In virtually every religion with a dualistic soteriology (i.e. a heaven and a hell), there is a much more graphic depiction of the eternal torments than of paradise. Laymen are wont to write this fact off as evidencing the coercive nature of religion; the point is more about scaring the peasants than providing any actual edification.

I would submit, however, that this fact is merely reflective of a more general principle. We, as human beings, have much more specific ideas about evil than we do about good. When we say that a man or an action is evil, although some of us may dispute the assessment, we all have a pretty solid idea of what we're talking about. But if we say that a man or an action is good, the first question out of anyone's mouth is liable to be, What does that mean? By the time we reach notions of the ultimate good, we have created a meaningless abstraction. If you tell me you believe in God, the term itself is sufficiently vague that I still have no idea what, exactly, you believe (see the works of Rabbi Sherwin Wine). The history of philosophy is an argument over what it is to be good, but discussions of evil have generally been restricted, like Aquinas', to whether good is simply an absence of evil or a thing existent by itself. As to what that thing would be, most thinkers have never thought it necessary to say. Might we infer from this that our natural domain is, in some way, evil? It could be that we are so much clearer in our notions of evil for the simple reason that it is closer to our natures. We are not, of ourselves, terribly disposed to good, and so see it only from afar, never quite able to distinguish the outline.
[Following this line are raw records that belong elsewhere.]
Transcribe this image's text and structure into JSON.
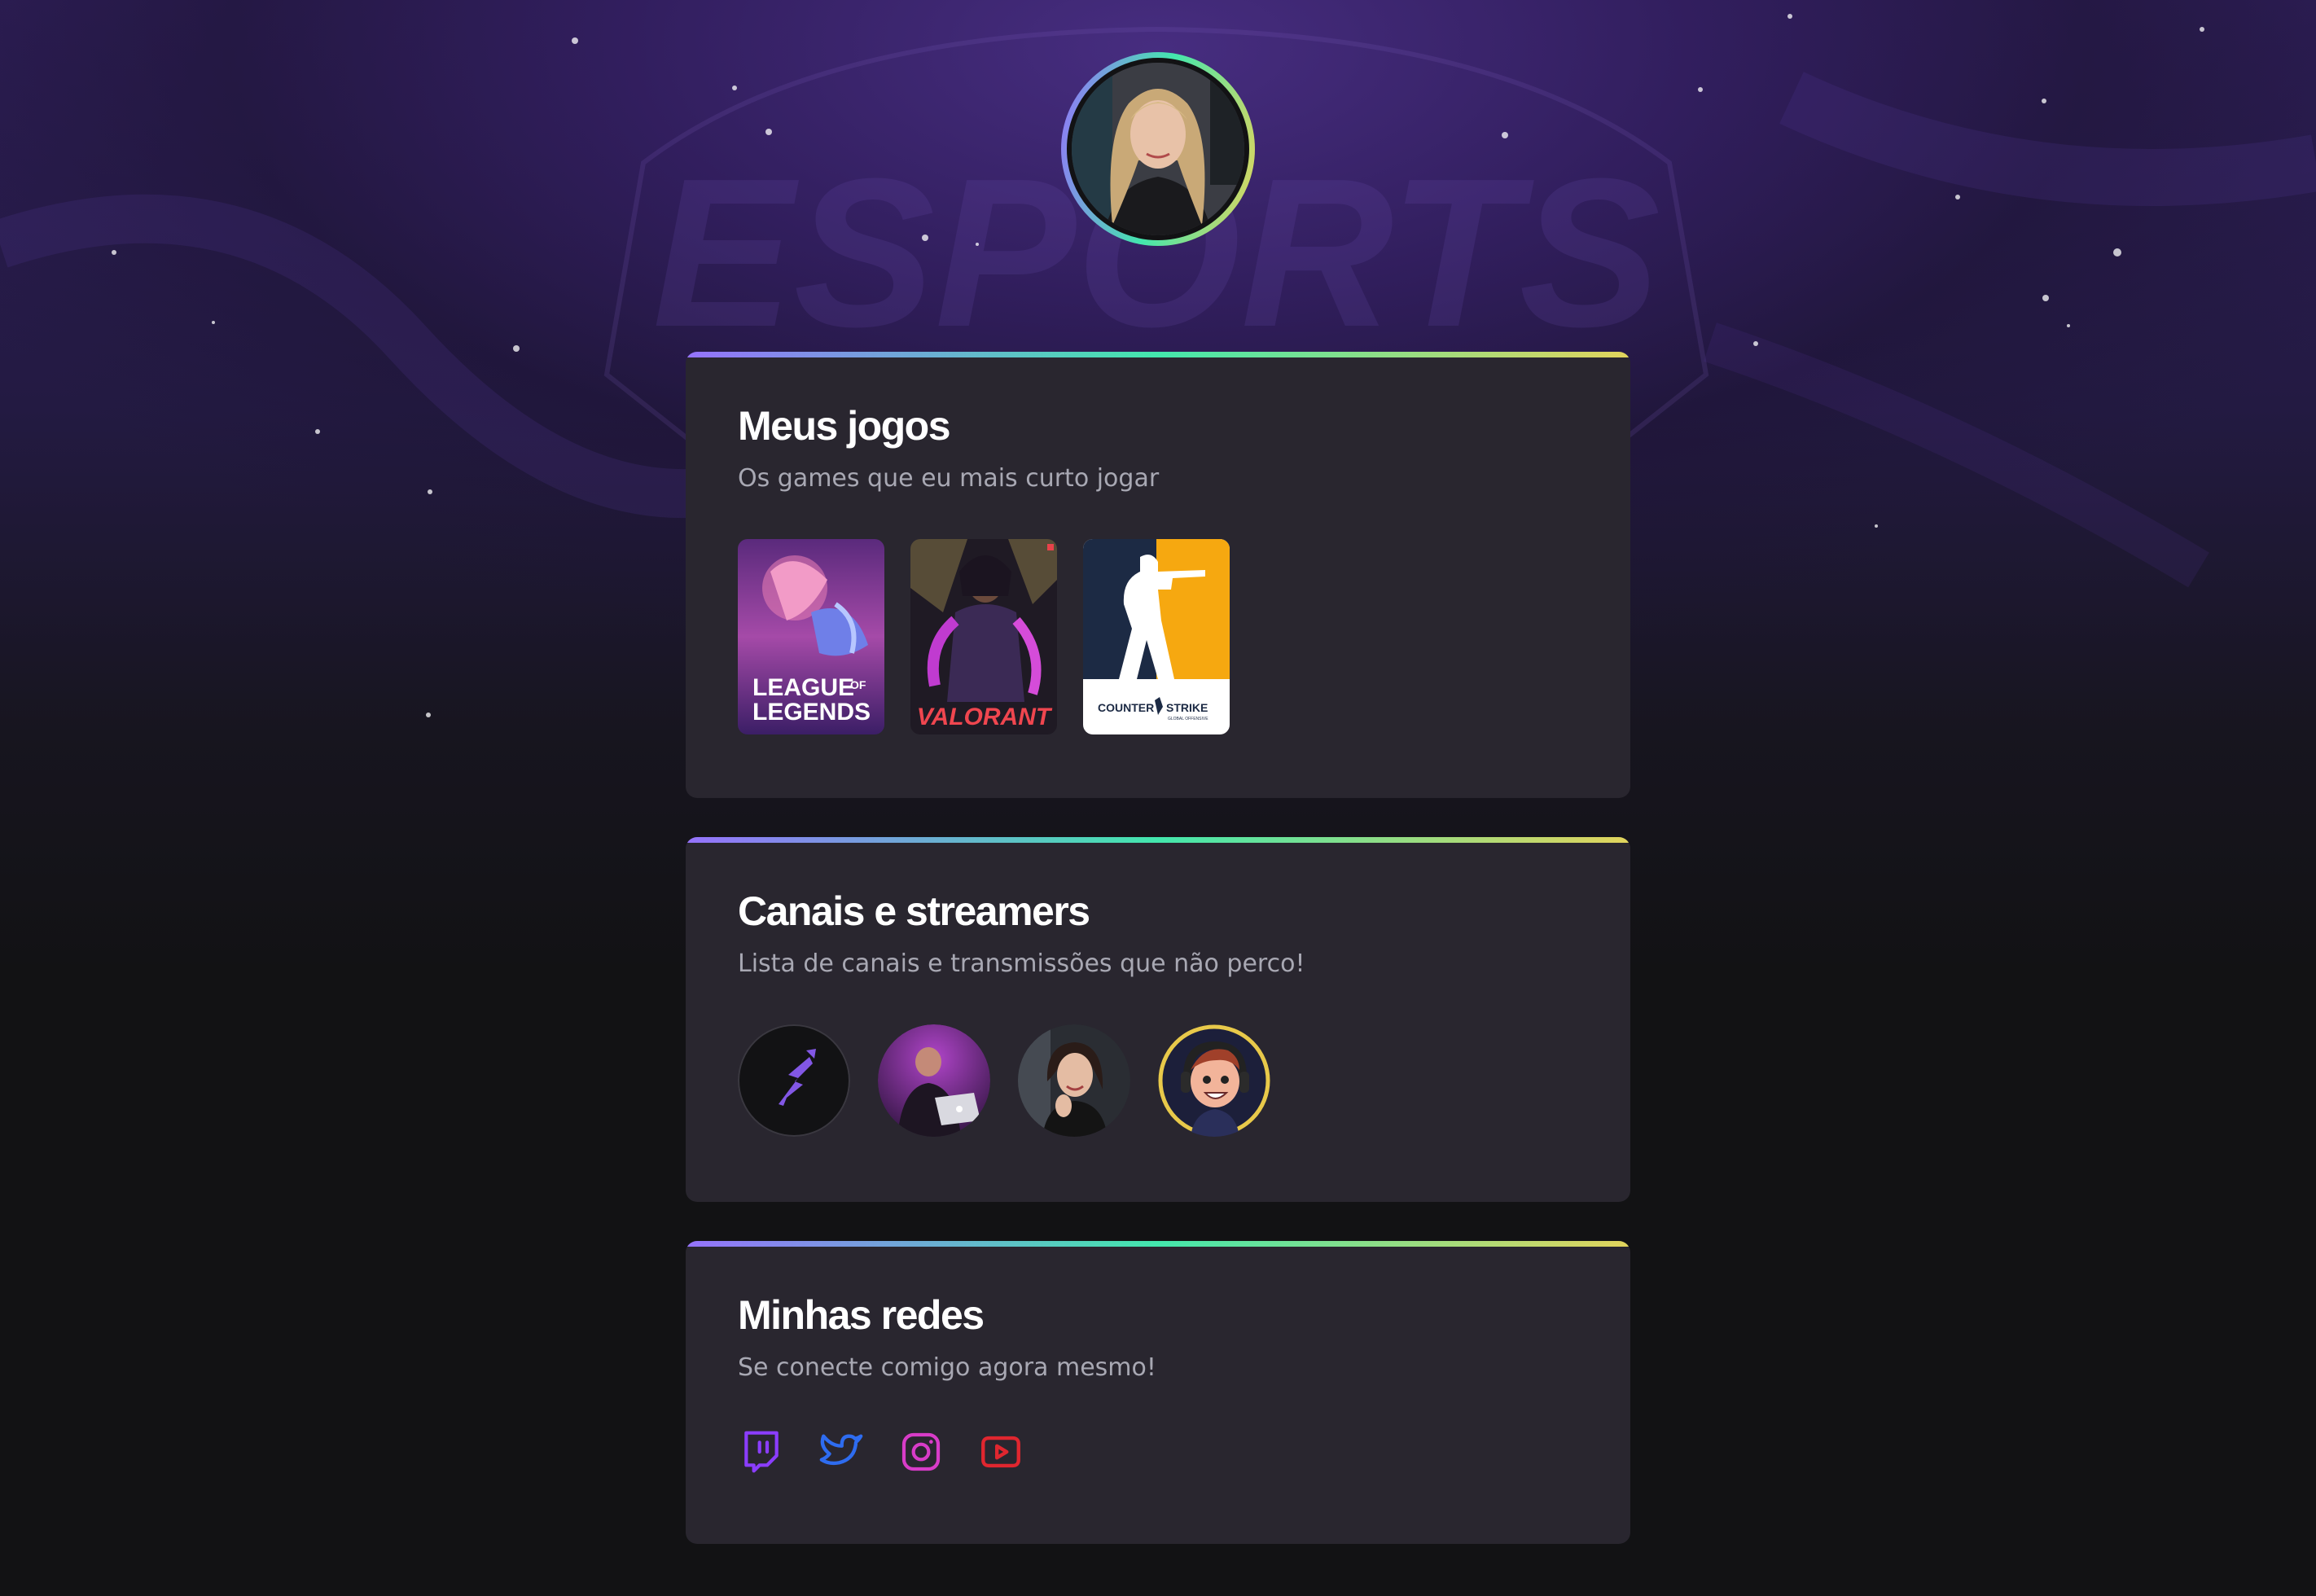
{
  "profile": {
    "avatar_icon": "user-photo",
    "ring_colors": [
      "#9572fc",
      "#43e7ad",
      "#e2d45c"
    ]
  },
  "background": {
    "watermark_text": "ESPORTS"
  },
  "games_card": {
    "title": "Meus jogos",
    "subtitle": "Os games que eu mais curto jogar",
    "games": [
      {
        "label_line1": "LEAGUE",
        "label_small": "OF",
        "label_line2": "LEGENDS",
        "icon": "league-of-legends-cover"
      },
      {
        "label": "VALORANT",
        "icon": "valorant-cover"
      },
      {
        "label_left": "COUNTER",
        "label_right": "STRIKE",
        "label_small": "GLOBAL OFFENSIVE",
        "icon": "counter-strike-cover"
      }
    ]
  },
  "channels_card": {
    "title": "Canais e streamers",
    "subtitle": "Lista de canais e transmissões que não perco!",
    "channels": [
      {
        "icon": "rocketseat-logo-avatar"
      },
      {
        "icon": "streamer-with-laptop-avatar"
      },
      {
        "icon": "streamer-woman-avatar"
      },
      {
        "icon": "cartoon-gamer-avatar"
      }
    ]
  },
  "socials_card": {
    "title": "Minhas redes",
    "subtitle": "Se conecte comigo agora mesmo!",
    "links": [
      {
        "icon": "twitch-icon",
        "color": "#8b3dff"
      },
      {
        "icon": "twitter-icon",
        "color": "#2e6cf0"
      },
      {
        "icon": "instagram-icon",
        "color": "#d83cc8"
      },
      {
        "icon": "youtube-icon",
        "color": "#e0262f"
      }
    ]
  }
}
Some modern philosophers might contend with my misanthropy by suggesting that 'evil' is a leftover word--an artifact of folk philosophy which has no place in a modern, scientific discussion. Indeed, some modern philosophers, like Daniel Dennet, have proposed similar means of discarding 'consciousness'. My admittedly limited linguistic background, however, inclines me to reject this notion. Languages are, by nature, terribly efficient. No word or grammatical structure that doesn't serve a real purpose in communicating someone's thought lasts very long. This is one of the primary reasons that almost all living languages exhibit a general collapse of noun declension and verb conjugation to a minimal number of forms which depend on sentence structure for their meaning rather than changes to the word itself. This may be readily seen in our own English language, as well as Afrikaans, when compared to more complex languages like German or Russian. Even these are highly simplified compared to older languages, like Old Norse or Church Slavonic. Languages lose excess vocabulary in a similar fashion.

If there were no such thing as evil, there would be no word for it. And yet there is a word--a word that we understand much better than its antonym. Could this be a vindication of Calvin? Do we have here a proof, however circumstantial, of the doctrine of total depravity?